Factor Graph: A Refinement

  • Example:
    • \(\mathcal{H}=(V,E)\): complete (fully connected) undirected graph with vertices \(V\) and edges \(E\). \(|V|=d\)
    • \(P\): positive distribution over \(d\) binary nodes; has only pairwise potentials (pairwise dependencies cannot be conditioned away).
    • \(P\) is Markov to \(\mathcal{H}\), but not Markov to any graph missing even one edge.
    • The graph \(\mathcal{H}\) can only guide use to use the maximal clique potential parametrization.

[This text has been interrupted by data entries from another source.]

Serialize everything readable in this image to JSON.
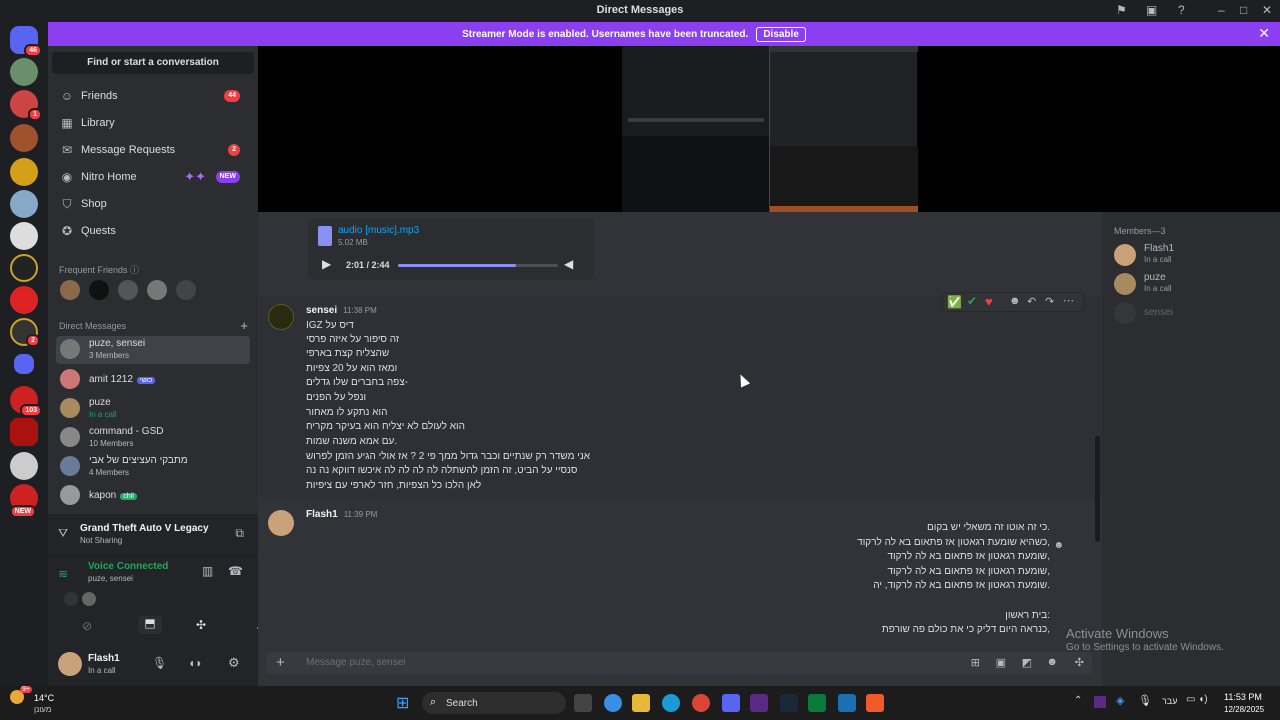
{
  "window": {
    "title": "Direct Messages"
  },
  "banner": {
    "text": "Streamer Mode is enabled. Usernames have been truncated.",
    "button": "Disable"
  },
  "servers": {
    "home_badge": "46",
    "badge_2": "1",
    "badge_3": "2",
    "badge_4": "103",
    "new_label": "NEW"
  },
  "sidebar": {
    "find": "Find or start a conversation",
    "nav": [
      {
        "label": "Friends",
        "icon": "friends-icon",
        "count": "44"
      },
      {
        "label": "Library",
        "icon": "library-icon"
      },
      {
        "label": "Message Requests",
        "icon": "mail-icon",
        "count": "2"
      },
      {
        "label": "Nitro Home",
        "icon": "nitro-icon",
        "tag": "NEW"
      },
      {
        "label": "Shop",
        "icon": "shop-icon"
      },
      {
        "label": "Quests",
        "icon": "quests-icon"
      }
    ],
    "frequent_header": "Frequent Friends",
    "dm_header": "Direct Messages",
    "dms": [
      {
        "name": "puze, sensei",
        "sub": "3 Members",
        "active": true
      },
      {
        "name": "amit 1212",
        "tag": "כושי"
      },
      {
        "name": "puze",
        "sub": "In a call"
      },
      {
        "name": "command - GSD",
        "sub": "10 Members"
      },
      {
        "name": "מתבקי העציצים של אבי",
        "sub": "4 Members"
      },
      {
        "name": "kapon",
        "tag": "chil"
      }
    ]
  },
  "activity": {
    "game": "Grand Theft Auto V Legacy",
    "status": "Not Sharing"
  },
  "voice": {
    "title": "Voice Connected",
    "sub": "puze, sensei"
  },
  "user": {
    "name": "Flash1",
    "status": "In a call"
  },
  "attachment": {
    "filename": "audio [music].mp3",
    "size": "5.02 MB",
    "time": "2:01 / 2:44",
    "progress": 0.74
  },
  "messages": [
    {
      "author": "sensei",
      "time": "11:38 PM",
      "lines": [
        "IGZ דיס על",
        "זה סיפור על איזה פרסי",
        "שהצליח קצת בארפי",
        "ומאז הוא על 20 צפיות",
        "צפה בחברים שלו גדלים-",
        "ונפל על הפנים",
        "הוא נתקע לו מאחור",
        "הוא לעולם לא יצליח הוא בעיקר מקריח",
        "עם אמא משנה שמות.",
        "אני משדר רק שנתיים וכבר גדול ממך פי 2 ? אז אולי הגיע הזמן לפרוש",
        "סנסיי על הביט, זה הזמן להשתלה לה לה לה לה איכשו דווקא נה נה",
        "לאן הלכו כל הצפיות, חזר לארפי עם ציפיות"
      ]
    },
    {
      "author": "Flash1",
      "time": "11:39 PM",
      "lines": [
        "כי זה אוטו זה משאלי יש בקום.",
        "כשהיא שומעת רגאטון אז פתאום בא לה לרקוד,",
        "שומעת רגאטון אז פתאום בא לה לרקוד,",
        "שומעת רגאטון אז פתאום בא לה לרקוד,",
        "שומעת רגאטון אז פתאום בא לה לרקוד, יה.",
        "",
        "בית ראשון:",
        "כנראה היום דליק כי את כולם פה שורפת,"
      ]
    }
  ],
  "members": {
    "header": "Members—3",
    "list": [
      {
        "name": "Flash1",
        "sub": "In a call"
      },
      {
        "name": "puze",
        "sub": "In a call"
      },
      {
        "name": "sensei",
        "sub": ""
      }
    ]
  },
  "composer": {
    "placeholder": "Message puze, sensei"
  },
  "watermark": {
    "title": "Activate Windows",
    "sub": "Go to Settings to activate Windows."
  },
  "taskbar": {
    "weather": "14°C",
    "weather_sub": "מעונן",
    "search": "Search",
    "lang": "עבר",
    "time": "11:53 PM",
    "date": "12/28/2025",
    "weather_badge": "9+"
  }
}
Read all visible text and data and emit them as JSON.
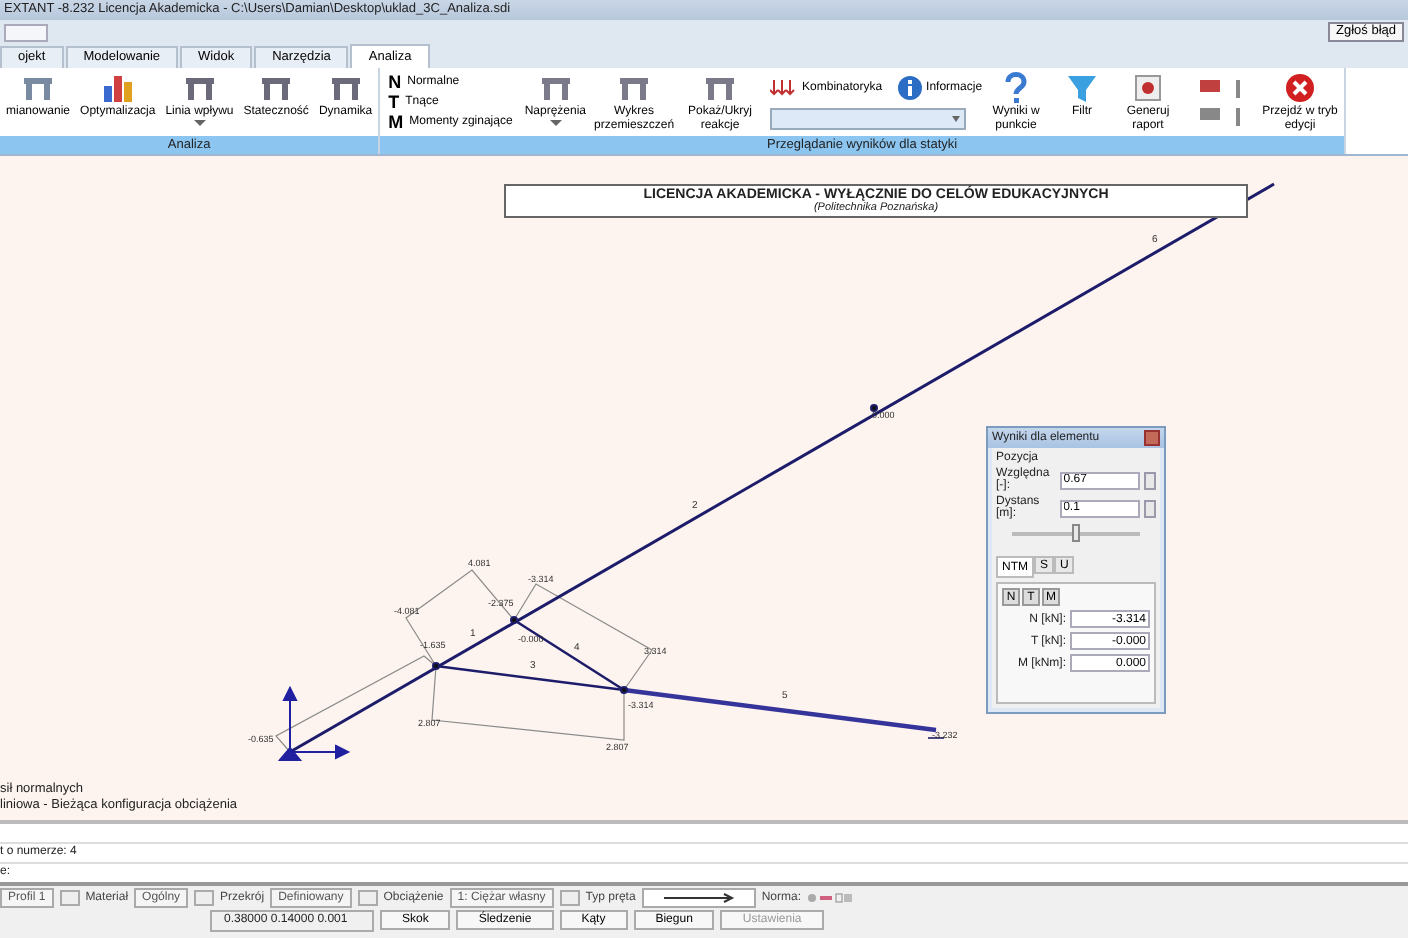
{
  "window": {
    "title": "EXTANT -8.232 Licencja Akademicka - C:\\Users\\Damian\\Desktop\\uklad_3C_Analiza.sdi"
  },
  "quick_access": {
    "report_button": "Zgłoś błąd"
  },
  "tabs": [
    {
      "label": "ojekt",
      "selected": false
    },
    {
      "label": "Modelowanie",
      "selected": false
    },
    {
      "label": "Widok",
      "selected": false
    },
    {
      "label": "Narzędzia",
      "selected": false
    },
    {
      "label": "Analiza",
      "selected": true
    }
  ],
  "ribbon": {
    "groups": [
      {
        "label": "Analiza",
        "items": [
          {
            "kind": "large",
            "label": "mianowanie",
            "dropdown": false
          },
          {
            "kind": "large",
            "label": "Optymalizacja",
            "dropdown": false
          },
          {
            "kind": "large",
            "label": "Linia wpływu",
            "dropdown": true
          },
          {
            "kind": "large",
            "label": "Stateczność",
            "dropdown": false
          },
          {
            "kind": "large",
            "label": "Dynamika",
            "dropdown": false
          }
        ]
      },
      {
        "label": "Przeglądanie wyników dla statyki",
        "items": [
          {
            "kind": "list",
            "entries": [
              {
                "key": "N",
                "label": "Normalne"
              },
              {
                "key": "T",
                "label": "Tnące"
              },
              {
                "key": "M",
                "label": "Momenty zginające"
              }
            ]
          },
          {
            "kind": "large",
            "label": "Naprężenia",
            "dropdown": true
          },
          {
            "kind": "large",
            "label": "Wykres przemieszczeń",
            "dropdown": false
          },
          {
            "kind": "large",
            "label": "Pokaż/Ukryj reakcje",
            "dropdown": false
          },
          {
            "kind": "combo",
            "buttons": [
              "Kombinatoryka",
              "Informacje"
            ]
          },
          {
            "kind": "large",
            "label": "Wyniki w punkcie",
            "dropdown": false
          },
          {
            "kind": "large",
            "label": "Filtr",
            "dropdown": false
          },
          {
            "kind": "large",
            "label": "Generuj raport",
            "dropdown": false
          },
          {
            "kind": "icons"
          },
          {
            "kind": "large",
            "label": "Przejdź w tryb edycji",
            "dropdown": false
          }
        ]
      }
    ]
  },
  "canvas": {
    "banner": {
      "title": "LICENCJA AKADEMICKA - WYŁĄCZNIE DO CELÓW EDUKACYJNYCH",
      "subtitle": "(Politechnika Poznańska)"
    },
    "member_numbers": [
      "1",
      "2",
      "3",
      "4",
      "5",
      "6"
    ],
    "diagram_values": [
      "-0.635",
      "-1.635",
      "-4.081",
      "4.081",
      "-2.375",
      "-3.314",
      "-0.000",
      "3.314",
      "-3.314",
      "2.807",
      "2.807",
      "-3.232",
      "0.000"
    ],
    "notes": [
      "sił normalnych",
      "liniowa - Bieżąca konfiguracja obciążenia"
    ]
  },
  "results_panel": {
    "title": "Wyniki dla elementu",
    "section": "Pozycja",
    "relative": {
      "label": "Względna [-]:",
      "value": "0.67"
    },
    "distance": {
      "label": "Dystans [m]:",
      "value": "0.1"
    },
    "slider": {
      "level": 0.5
    },
    "tabs": [
      {
        "label": "NTM",
        "selected": true
      },
      {
        "label": "S",
        "selected": false
      },
      {
        "label": "U",
        "selected": false
      }
    ],
    "toggles": [
      "N",
      "T",
      "M"
    ],
    "results": [
      {
        "label": "N [kN]:",
        "value": "-3.314"
      },
      {
        "label": "T [kN]:",
        "value": "-0.000"
      },
      {
        "label": "M [kNm]:",
        "value": "0.000"
      }
    ]
  },
  "command_area": {
    "lines": [
      "t o numerze: 4",
      "e:"
    ]
  },
  "property_bar": [
    {
      "kind": "field",
      "value": "Profil 1"
    },
    {
      "kind": "labeled",
      "label": "Materiał",
      "value": "Ogólny"
    },
    {
      "kind": "labeled",
      "label": "Przekrój",
      "value": "Definiowany"
    },
    {
      "kind": "labeled",
      "label": "Obciążenie",
      "value": "1: Ciężar własny"
    },
    {
      "kind": "arrow",
      "label": "Typ pręta"
    },
    {
      "kind": "norm",
      "label": "Norma:"
    }
  ],
  "status_bar": {
    "coordinates": "0.38000  0.14000  0.001",
    "toggles": [
      {
        "label": "Skok",
        "disabled": false
      },
      {
        "label": "Śledzenie",
        "disabled": false
      },
      {
        "label": "Kąty",
        "disabled": false
      },
      {
        "label": "Biegun",
        "disabled": false
      },
      {
        "label": "Ustawienia",
        "disabled": true
      }
    ]
  }
}
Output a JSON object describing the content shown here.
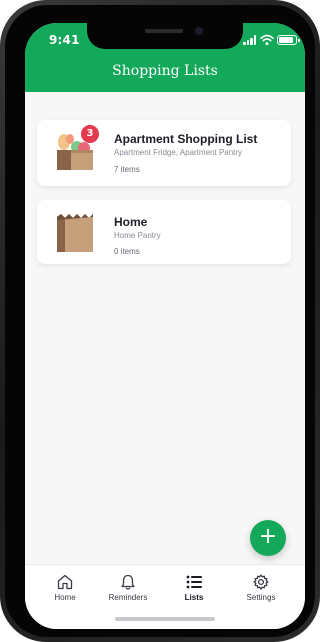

For a omplete graph, we use a single, large potential \(\psi(X_1,\ldots,X_d)\), which requires \(2^d\) parameters.
    • However, \(P\) by definition can be represented in a Gibbs distribution only with pairwise potentials \(\psi_{{j}{j'}}(X_j,X_{j'})\), which requires \(4{d \choose 2}\) parameters
    • When \(d=10\), \(2^d=1,024\), much bigger than \(4{d \choose 2}=180\).

Variable Eliminations for \(p(X_1=x_1)\) for \(p(X_1,\ldots, X_d)\)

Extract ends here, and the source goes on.